Так, тибетцы считали своими предками самца обезьяны и самку ракшаса (лесного духа), монголы – серого волка и лань, племена тэлэ – волка и хуннского шаньюя, а тюрки – хуннского царевича и волчицу…
Выполняя волю царя зверей, серая волчица соединилась с юношей…
С трудом таскала серая самка раздувшееся брюхо, когда охотники выследили пещеру, пришли в то время, когда она охотилась. Волчица вернулась и не нашла юноши. Пугающий, леденящий душу вой вырвался из ее пасти. Она заметалась в поисках, но никого не нашла.
Только кольцо, кинутое, видно, в самый последний момент, лежало под камнем. А самого юношу охотники утащили в свое селение. Люди опознали исчезнувшего мальчика и убили его…
Уйдя высоко в горы, волчица нашла для себя новое логово. Там она вскоре и родила десятерых мальчиков, выкормила, выходила, поставила их на ноги, отвела в глухое селение за много-много дневных переходов, туда, где никто и ничего не ведал про трагедию великого народа…
Проснулся рано утром старый чабан, вышел он за околицу, протянул руку свою к свету и заморгал, изумленный увиденным.
В траве копошились маленькие детки, все мужского роду, крепкие, красивые. Ни слова не говорят, рычат и по-волчьи вытягивают они шеи.
– Диво дивное! – молвил чабан. – Чудо невиданное…
Позвал старик соседа, вместе стали решать, что им делать с этакой свалившейся с неба оравой ребятишек. Позвали соседку-другую.
– Раздадим детишек по дворам, кому и сколько достанется. Вот и вся проблема… – вместе придумали и порешили люди.
Прошли годы. Выросли дети волчицы. Один брат другого краше. Высокие, стройные. На груди у одного поблескивало золотое колечко на шелковом шнурке. За ним и признавали все братья старшинство.
Знали ли дети, догадывались ли о том, что все они по кругу родные братья? Может быть, и догадывались, может, просто не думали об этом.
Зато все остальные жители звали их волчатами, припоминая, должно быть, что в первое время они вели себя, как настоящие зверята.
Пришло время, и юноши переженились. Девушки за ними стайками бегали. Приходили посмотреть на них и молодки из соседних аулов.
Выбрали они самых красивых и умных дев. Пошли у них дети. А от этих детей пошли другие дети. Много их стало. Жили они все дружно. Один из внуков волчицы по имени Ашин стал во главе их нового рода…
– Тот самый, о котором ты говорил? – встрепенулся княжич Глеб, встряхивая с себя опустившееся на него очарование красивой легенды.
…Неумолимая и неподкупная история свидетельствовала, что среди племен, побежденных тобасцами при покорении ими северного Китая, находились «пятьсот семейств Ашина».
Нет никаких сомнений в том, что «пятьсот семейств» возникли в результате смешения самых разных родов, обитавших в западной части Шэньси, отвоеванной в IV веке у китайцев хуннами и сяньбинцами.

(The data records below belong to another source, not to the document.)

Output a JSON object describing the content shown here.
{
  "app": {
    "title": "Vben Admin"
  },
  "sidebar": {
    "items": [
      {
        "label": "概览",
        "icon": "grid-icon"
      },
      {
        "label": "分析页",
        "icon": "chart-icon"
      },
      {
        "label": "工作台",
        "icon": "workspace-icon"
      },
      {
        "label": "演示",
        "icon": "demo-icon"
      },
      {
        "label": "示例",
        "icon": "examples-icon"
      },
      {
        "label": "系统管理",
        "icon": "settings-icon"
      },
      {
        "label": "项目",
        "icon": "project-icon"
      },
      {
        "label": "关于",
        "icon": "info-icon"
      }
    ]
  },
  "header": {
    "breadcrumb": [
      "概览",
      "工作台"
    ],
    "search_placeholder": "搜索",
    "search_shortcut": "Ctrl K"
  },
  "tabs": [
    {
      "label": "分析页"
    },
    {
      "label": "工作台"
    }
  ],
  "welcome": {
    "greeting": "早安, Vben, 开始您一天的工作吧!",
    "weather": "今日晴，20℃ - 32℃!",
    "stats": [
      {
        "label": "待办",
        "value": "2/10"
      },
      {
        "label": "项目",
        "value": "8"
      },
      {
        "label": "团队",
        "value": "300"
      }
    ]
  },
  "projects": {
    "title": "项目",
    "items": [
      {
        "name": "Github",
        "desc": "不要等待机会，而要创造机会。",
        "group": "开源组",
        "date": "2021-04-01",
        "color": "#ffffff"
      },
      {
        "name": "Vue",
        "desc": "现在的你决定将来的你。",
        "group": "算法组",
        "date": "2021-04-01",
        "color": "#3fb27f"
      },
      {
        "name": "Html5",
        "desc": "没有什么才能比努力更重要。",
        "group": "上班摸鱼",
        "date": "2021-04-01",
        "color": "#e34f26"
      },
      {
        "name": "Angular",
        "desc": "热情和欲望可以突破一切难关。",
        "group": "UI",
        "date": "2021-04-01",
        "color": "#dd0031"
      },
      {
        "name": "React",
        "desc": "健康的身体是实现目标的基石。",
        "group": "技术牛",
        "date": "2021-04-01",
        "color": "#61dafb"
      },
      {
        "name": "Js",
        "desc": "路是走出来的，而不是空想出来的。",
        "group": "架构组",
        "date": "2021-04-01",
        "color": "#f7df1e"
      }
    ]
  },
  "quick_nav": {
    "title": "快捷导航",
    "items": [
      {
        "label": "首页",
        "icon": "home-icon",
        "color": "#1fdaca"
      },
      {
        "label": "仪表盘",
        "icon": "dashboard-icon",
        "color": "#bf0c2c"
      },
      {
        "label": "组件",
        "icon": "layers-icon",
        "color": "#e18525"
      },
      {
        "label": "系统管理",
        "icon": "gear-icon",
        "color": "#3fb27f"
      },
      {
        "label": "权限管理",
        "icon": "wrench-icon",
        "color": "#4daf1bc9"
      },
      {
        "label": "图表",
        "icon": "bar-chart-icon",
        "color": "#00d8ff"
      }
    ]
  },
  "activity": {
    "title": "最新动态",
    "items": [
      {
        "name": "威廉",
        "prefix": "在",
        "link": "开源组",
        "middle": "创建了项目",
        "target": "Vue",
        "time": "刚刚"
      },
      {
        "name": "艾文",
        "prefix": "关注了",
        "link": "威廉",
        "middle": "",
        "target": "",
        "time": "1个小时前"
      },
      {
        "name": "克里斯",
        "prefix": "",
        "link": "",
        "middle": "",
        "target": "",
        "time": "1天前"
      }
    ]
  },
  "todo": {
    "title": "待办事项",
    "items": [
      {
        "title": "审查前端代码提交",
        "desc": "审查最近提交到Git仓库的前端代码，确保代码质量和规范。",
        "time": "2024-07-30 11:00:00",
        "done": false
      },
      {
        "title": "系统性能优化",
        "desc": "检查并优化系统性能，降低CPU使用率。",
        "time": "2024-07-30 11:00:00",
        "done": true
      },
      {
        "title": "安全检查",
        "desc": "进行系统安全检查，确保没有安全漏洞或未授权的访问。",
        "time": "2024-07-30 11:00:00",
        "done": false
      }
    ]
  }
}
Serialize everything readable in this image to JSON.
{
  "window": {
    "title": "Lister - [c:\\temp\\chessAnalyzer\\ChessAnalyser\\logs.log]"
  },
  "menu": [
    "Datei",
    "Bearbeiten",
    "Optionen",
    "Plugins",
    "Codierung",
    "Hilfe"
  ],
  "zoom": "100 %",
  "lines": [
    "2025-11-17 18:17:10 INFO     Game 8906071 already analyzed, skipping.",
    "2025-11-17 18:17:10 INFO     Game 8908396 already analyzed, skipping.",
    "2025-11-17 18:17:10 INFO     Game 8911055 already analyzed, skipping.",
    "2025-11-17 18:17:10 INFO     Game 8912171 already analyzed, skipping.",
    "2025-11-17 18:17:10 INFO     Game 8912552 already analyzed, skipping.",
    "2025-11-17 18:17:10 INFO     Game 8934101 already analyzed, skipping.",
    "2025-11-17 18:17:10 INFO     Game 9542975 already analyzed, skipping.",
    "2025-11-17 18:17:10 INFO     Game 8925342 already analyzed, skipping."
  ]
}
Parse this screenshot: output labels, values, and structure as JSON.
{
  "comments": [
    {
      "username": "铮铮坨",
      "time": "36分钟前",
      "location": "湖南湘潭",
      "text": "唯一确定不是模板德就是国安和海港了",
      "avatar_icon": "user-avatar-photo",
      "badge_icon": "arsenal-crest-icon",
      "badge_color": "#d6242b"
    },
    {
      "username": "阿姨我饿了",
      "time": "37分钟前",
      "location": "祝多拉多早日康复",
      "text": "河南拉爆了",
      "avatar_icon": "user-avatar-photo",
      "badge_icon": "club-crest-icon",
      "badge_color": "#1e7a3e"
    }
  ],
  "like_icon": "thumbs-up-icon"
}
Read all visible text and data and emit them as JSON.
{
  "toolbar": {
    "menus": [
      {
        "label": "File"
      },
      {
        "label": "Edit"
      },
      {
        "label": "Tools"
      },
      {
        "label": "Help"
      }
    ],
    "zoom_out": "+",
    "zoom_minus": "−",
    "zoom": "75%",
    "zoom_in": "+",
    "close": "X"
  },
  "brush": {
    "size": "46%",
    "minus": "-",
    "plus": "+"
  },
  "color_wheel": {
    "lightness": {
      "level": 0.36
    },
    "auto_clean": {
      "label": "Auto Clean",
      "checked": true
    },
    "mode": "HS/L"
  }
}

Когда в 439 году тобасцы победили хуннов и присоединили Хэси к империи Вэй, Ашина с этими пятьюстами семействами бежал к жужаням и, поселившись по южной стороне Алтайских гор, добывал железо для злобных жужаней…
– Он самый, путник. С него и пошла наша тюркская династия и весь наш великий род! – подняв указательный палец вверх, закончил старик.
И во всем его облике сквозила гордость за своих великих предков, за их происхождение чуть ли не от самих Богов…
Предвосхищая могущие последовать вопросы, дервиш добавил:
– Дошедшие до наших времен исторические документы повествуют о происхождении не всего народа древних тюрок, а только их правящего клана. Ничего достоверного в данной версии происхождения древних тюрков нет. Видать, тот Ашина был вождем небольшой дружины-орды, состоявшей из отчаянных удальцов, по какой-то причине не ужившихся в многочисленных княжествах хуннов и сяньби…
…Само слово «тюрк» означало «сильный, крепкий».
Вполне возможно, что это было собирательное имя, как, к примеру «казак», что впоследствии превратилось в этническое наименование племенного объединения. Трудно сказать, каким был первоначальный язык этого объединения, но к V веку, когда оно вышло на арену истории, всем его представителям был понятен один межплеменной язык того времени – язык племен сяньби, древнемонгольский.
Это был довольно скудный и однообразный язык жесткой команды, шумного и крикливого базара и нехитрой дипломатии. Именно с этим языком семейства Ашина перешли на северную окраину Гоби.
Само же слово «Ашина» значило «волк».